Re: Performance problem

John Fine <johnsfine@xxxxxxxxxxx> · Wed, 24 Sep 2008 11:21:01 -0400

Łukasz Lew wrote:
I fixed the problem (I think) with rdtsc on 64bit architectures.
http://www.mimuw.edu.pl/~lew/libego_benchmark.tgz

Seems to work.  Why was it previously correct for 32 bit?  Did the 32 
bit compiler already combine the correct two registers?
You may be very right about the register allocation.
I tuned my code on 4.2 and small "irrelevant" changes changed the
perfomance badly
and asm output revealed among other things different registers.

That doesn't really prove much.  Without some very good output from 
Opannotate, I don't know how to tell the real reason for the performance 
difference.

I use Oprofile a lot, and tried to pinpoint the difference but asm
output is too different
while c++ annotation  is too weak because of heavy inlining.

I'm trying to understand and/or fix the use of Opannotate for some much 
harder problems, so I was curious enough to try it on your program.  I 
compiled your program x86_64 with gcc 4.4.  Even if I got good results, 
that wouldn't tell you anything about 32 bit gcc 4.3.

But I got surprisingly bad results.  I haven't previously seen such bad 
results from opannotate without using heavily templated code.  But I 
also haven't used a gcc 4.4 compiled program with opannotate before.

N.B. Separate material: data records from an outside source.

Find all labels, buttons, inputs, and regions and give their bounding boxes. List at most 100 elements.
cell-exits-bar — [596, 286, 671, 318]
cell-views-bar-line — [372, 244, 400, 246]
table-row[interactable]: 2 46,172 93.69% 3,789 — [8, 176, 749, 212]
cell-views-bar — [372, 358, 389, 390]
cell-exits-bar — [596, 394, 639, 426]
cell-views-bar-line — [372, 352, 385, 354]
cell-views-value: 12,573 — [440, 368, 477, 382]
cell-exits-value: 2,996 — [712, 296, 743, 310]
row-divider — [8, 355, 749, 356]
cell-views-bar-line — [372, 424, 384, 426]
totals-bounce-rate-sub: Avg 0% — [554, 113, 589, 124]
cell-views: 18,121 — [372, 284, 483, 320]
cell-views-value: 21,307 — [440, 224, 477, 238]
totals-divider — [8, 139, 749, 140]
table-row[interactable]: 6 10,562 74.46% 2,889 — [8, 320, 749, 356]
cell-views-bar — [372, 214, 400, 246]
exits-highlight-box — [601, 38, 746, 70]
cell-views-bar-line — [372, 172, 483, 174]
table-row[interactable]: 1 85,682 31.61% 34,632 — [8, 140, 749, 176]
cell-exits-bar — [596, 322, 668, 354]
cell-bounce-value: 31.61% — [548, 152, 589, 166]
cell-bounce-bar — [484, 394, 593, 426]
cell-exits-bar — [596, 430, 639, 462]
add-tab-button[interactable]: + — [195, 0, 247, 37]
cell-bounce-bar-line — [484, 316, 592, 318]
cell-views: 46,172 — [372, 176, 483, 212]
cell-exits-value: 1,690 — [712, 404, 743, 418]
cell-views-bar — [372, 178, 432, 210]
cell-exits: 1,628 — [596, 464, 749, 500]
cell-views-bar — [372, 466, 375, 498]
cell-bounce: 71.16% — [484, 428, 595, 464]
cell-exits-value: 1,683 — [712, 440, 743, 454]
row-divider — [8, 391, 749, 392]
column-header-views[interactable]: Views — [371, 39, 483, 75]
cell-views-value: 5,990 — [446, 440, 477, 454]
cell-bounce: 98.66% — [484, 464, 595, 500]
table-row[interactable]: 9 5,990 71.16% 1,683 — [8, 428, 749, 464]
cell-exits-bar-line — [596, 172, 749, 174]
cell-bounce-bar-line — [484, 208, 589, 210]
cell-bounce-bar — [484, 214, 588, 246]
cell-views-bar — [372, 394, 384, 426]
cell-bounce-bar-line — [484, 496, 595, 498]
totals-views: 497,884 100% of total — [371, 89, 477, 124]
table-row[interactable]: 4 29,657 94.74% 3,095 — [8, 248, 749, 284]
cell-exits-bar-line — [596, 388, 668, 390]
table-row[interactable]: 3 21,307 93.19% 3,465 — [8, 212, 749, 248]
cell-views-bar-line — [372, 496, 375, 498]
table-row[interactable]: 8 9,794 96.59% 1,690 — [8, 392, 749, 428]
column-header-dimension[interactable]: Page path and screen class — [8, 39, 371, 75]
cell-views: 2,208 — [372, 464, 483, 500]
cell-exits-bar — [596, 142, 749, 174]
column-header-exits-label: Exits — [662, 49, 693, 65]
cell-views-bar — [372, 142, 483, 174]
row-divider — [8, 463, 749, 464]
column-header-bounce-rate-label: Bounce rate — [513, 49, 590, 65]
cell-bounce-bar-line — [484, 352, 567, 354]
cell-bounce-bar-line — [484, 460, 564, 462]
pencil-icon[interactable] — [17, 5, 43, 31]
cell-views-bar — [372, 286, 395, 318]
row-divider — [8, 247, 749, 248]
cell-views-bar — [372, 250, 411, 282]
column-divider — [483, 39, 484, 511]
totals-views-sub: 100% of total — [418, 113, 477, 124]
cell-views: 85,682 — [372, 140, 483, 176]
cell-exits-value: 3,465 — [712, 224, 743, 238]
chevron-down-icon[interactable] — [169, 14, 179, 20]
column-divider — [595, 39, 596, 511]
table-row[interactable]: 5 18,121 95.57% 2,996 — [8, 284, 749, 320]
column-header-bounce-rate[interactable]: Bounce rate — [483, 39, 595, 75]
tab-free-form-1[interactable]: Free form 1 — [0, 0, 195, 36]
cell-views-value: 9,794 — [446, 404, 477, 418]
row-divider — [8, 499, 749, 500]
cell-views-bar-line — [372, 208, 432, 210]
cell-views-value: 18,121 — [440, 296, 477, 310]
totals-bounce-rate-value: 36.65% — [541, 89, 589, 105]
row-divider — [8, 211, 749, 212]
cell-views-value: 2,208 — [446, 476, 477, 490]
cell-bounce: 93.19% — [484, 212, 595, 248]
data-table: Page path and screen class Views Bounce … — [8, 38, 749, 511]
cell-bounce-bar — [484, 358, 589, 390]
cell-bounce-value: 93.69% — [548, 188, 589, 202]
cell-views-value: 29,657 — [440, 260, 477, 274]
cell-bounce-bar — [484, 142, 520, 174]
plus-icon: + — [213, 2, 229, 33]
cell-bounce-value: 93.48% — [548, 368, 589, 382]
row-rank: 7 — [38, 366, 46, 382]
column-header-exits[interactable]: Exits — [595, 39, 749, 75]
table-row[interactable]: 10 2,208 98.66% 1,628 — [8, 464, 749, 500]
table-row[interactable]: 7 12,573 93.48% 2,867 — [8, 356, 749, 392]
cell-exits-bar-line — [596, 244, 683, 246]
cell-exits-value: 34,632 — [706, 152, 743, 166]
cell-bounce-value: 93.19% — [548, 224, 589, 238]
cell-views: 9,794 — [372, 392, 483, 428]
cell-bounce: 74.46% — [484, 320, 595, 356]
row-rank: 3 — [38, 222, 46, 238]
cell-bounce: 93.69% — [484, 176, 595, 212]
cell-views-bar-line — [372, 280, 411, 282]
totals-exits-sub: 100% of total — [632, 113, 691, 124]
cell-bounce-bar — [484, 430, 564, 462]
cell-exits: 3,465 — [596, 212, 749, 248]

In --source mode nearly all the total time was missing (not associated 
with any source line).  In mixed source and assembly view, I think all 
the time was shown, but I don't think the assembly code corresponded 
very accurately with the source code and the time was in some very 
surprising lumps.  I usually can interpret such lumps (usually the 
instruction after an L2 cache miss or the instruction after a 
mispredicted branch).  But that didn't seem to fit the execution time 
lumps in your code.

The few points in your source code that had most of the total execution 
time were inlined multiple times with different register usage each 
time.  No one inline copy of any such routine had as much as 4% of the 
total execution time.  That tends to wreck the theory that a minor 
change somewhere has caused a big difference by changing register 
allocation.  There wouldn't be that sort of correlation in the way it 
changes register allocation across a bunch of different inlinings of the 
same function that already differ from each other in register allocation.